A harder position to take, but in my view, one that can yield better results (in the form of long terms profitable, win-win relationships) is one that seeks first to understand the things customers value, the journeys they go through and the critical moments of truth within those journeys. Second, to acknowledge that you can’t control how a customer thinks, feels, buys, complains but you can give customers tools to help them create value for themselves and you can sense, respond and fix things when they go wrong. When I first heard the story of the Swiss bank all those years ago the simplicity of listening to customers, rather then making assumptions about them stuck with me. Today, we are awash with data, the challenge is in how we use it.

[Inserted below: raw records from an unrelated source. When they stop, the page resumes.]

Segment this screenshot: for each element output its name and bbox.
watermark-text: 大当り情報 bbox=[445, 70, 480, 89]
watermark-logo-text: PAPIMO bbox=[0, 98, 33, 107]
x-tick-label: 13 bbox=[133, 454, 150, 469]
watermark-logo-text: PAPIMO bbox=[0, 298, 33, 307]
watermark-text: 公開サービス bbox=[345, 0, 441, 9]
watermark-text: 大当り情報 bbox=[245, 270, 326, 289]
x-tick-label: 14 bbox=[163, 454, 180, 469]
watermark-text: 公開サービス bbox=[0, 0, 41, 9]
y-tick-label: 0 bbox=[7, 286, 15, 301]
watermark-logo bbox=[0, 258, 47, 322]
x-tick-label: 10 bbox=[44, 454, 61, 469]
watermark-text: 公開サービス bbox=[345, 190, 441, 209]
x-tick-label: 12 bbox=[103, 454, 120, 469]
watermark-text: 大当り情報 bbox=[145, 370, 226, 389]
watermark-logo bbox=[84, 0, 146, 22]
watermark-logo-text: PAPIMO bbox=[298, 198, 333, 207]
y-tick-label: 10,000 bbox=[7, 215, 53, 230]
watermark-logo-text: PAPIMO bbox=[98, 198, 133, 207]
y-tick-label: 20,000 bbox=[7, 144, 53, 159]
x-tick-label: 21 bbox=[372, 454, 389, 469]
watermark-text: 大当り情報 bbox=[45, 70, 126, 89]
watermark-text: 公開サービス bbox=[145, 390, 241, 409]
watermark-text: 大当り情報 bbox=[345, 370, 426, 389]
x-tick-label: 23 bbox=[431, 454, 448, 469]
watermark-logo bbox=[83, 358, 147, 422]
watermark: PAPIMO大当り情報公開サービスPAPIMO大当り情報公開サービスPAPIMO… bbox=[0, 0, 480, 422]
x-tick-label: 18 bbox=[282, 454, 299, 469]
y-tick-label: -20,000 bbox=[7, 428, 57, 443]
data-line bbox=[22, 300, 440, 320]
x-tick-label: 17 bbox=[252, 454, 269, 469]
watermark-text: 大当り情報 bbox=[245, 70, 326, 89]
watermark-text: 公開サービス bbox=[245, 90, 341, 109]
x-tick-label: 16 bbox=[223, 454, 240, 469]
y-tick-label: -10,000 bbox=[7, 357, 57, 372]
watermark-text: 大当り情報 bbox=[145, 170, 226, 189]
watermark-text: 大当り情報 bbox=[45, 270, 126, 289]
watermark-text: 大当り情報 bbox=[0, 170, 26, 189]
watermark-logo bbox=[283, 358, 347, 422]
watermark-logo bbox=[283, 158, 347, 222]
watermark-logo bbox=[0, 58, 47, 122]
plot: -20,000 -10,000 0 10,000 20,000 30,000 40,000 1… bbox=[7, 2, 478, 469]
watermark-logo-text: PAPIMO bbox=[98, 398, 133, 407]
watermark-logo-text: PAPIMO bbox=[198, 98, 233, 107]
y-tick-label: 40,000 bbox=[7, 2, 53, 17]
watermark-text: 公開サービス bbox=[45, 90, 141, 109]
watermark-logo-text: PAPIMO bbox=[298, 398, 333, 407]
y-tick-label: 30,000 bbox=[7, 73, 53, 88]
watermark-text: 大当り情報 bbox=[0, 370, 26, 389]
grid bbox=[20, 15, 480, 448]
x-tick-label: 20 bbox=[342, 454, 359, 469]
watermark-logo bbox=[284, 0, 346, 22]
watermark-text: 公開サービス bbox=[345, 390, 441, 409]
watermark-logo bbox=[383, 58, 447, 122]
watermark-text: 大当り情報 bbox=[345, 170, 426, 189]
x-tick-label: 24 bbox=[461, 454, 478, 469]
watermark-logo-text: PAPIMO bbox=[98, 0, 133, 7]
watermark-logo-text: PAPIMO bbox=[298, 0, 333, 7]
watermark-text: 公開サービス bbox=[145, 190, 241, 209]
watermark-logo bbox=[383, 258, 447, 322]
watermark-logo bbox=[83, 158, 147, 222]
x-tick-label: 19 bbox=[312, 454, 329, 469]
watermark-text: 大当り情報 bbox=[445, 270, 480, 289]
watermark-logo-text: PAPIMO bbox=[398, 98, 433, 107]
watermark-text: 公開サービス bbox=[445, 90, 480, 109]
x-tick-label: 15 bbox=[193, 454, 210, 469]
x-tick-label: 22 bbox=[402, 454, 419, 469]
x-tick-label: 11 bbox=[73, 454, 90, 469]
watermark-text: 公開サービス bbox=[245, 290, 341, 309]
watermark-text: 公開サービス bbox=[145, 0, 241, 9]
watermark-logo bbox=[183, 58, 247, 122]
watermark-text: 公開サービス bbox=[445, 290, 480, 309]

Republished with author's permission from original post.

Laurence Buchanan
Laurence is CEO of EY Seren and leads EY’s global Customer & Growth practice. He works with clients to help them re-imagine growth through human-centered design, innovation and the transformation of Marketing, Sales & Customer Service functions. He is a recognized authority on digital transformation, customer experience and CRM, he has worked across a wide range of sectors, including telco, media, life sciences, retail and sports. He received an MA in Modern History from the University of Oxford.


  1. Laurence, I remember those sales pitches too!

    To be fair, the idea of a 360-degree view was proposed at a time when marketing, sales and customer service departments each had their own silos of technology and customer information. So CRM sales reps were fond of the story about the sales call when the rep was blindsided by the customer about a service problem.

    The solution: CRM! With one database of customer data, the problem is solved, right? Sorry, but no. To this day, despite the growth of multi-function CRM suites, customer data is still scattered around, and now we have social and other new forms to consider.

    To my mind, having a more complete view of the customer is a good idea. But as you’ve pointed out, in this era of Big Data it’s impossible to know everything. And more to the point, it’s not worth it.

    Taking a customer-centric view and understanding what customers really value first will lead to a more effective plan to capture and use customer information. The marriage of CEM and CRM is what great companies do.